Posted on setembro 30, 2011

Realidade alternativa

Misturando ação incessante com inteligência, o excelente Contra o Tempo confirma o talento do diretor Duncan Jones

Um soldado tem a missão de voltar cronologicamente no tempo para investigar um atentado terrorista e tentar evitar um próximo. Por meio de um programa experimental do governo, Colter (Jake Gyllenhaal) tem, a cada retrocesso, apenas oito minutos para estudar o ambiente e encontrar o criminoso, antes que a bomba seja detonada dentro do trem e ele, mandado de volta ao Castelo Beleaguered – uma espécie de centro de comunicação.

Dirigido por Duncan Jones (diretor que virou promessa há dois anos, depois da boa ficção Lunar, estrelada por Sam Rockwell), Contra o Tempo (Source Code, 2011), que estreia nesta sexta-feira no país, é mais que apenas um longa de ação e correria – como seu título nacional anêmico promove –, pois insere um aspecto essencial em seu desenvolvimento: o ser humano.

Em menos de uma hora e meia de projeção, é curiosamente delicioso ver a mutação pela qual a obra passa. O que seria uma viagem no tempo termina como um estudo – quase uma tese – sobre o sentimento humano e a realidade alternativa. Nunca Jones, como diretor de personalidade marcante, contenta-se em introduzir somente um quê humano na obra ficcional. Faz exatamente o contrário: adiciona uma quantidade moderada de ficção num filme sobre o ser humano.

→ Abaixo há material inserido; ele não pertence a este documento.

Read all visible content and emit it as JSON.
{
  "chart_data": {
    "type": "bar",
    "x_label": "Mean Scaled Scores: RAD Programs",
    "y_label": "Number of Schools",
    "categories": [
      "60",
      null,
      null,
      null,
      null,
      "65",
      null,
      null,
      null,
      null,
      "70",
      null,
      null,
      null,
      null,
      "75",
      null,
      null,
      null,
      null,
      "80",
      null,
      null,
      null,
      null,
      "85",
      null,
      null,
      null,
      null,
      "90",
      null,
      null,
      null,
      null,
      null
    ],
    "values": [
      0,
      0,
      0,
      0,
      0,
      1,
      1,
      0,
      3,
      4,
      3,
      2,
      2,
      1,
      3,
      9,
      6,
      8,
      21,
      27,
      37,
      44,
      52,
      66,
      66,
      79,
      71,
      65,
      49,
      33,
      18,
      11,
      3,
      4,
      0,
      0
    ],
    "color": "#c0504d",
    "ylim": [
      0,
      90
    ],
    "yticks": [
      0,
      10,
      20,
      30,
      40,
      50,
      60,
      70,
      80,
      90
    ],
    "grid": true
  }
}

Para fundamentar, o diretor tem o cuidado de explicar – assim como o roteiro propõe – tudo minunciosamente, e não exigir do espectador uma resposta cognitiva para todas as questões levantadas.

No meio da história entram Michelle Monaghan, como a colega de trabalho do professor do qual Colter toma posse do corpo (ao voltar no tempo, assume o lugar de outrem, da pessoa que mais se adéqua aos seus estereótipos), e Vera Farmiga, no papel da soldado que orienta o protagonista por meio de uma transmissão exibida no tal centro de comunicação.

A eficiência de Gyllenhaal é notável, assim como o talento da dupla feminina. E se Contra o Tempo termina como um dos melhores e mais originais filmes dos últimos tempos, é mérito de Jones, que mistura impecavelmente a ação contínua com a sensibilidade humana. O efeito disso é um filme que enquanto empolga, desperta o cérebro – coisa rara.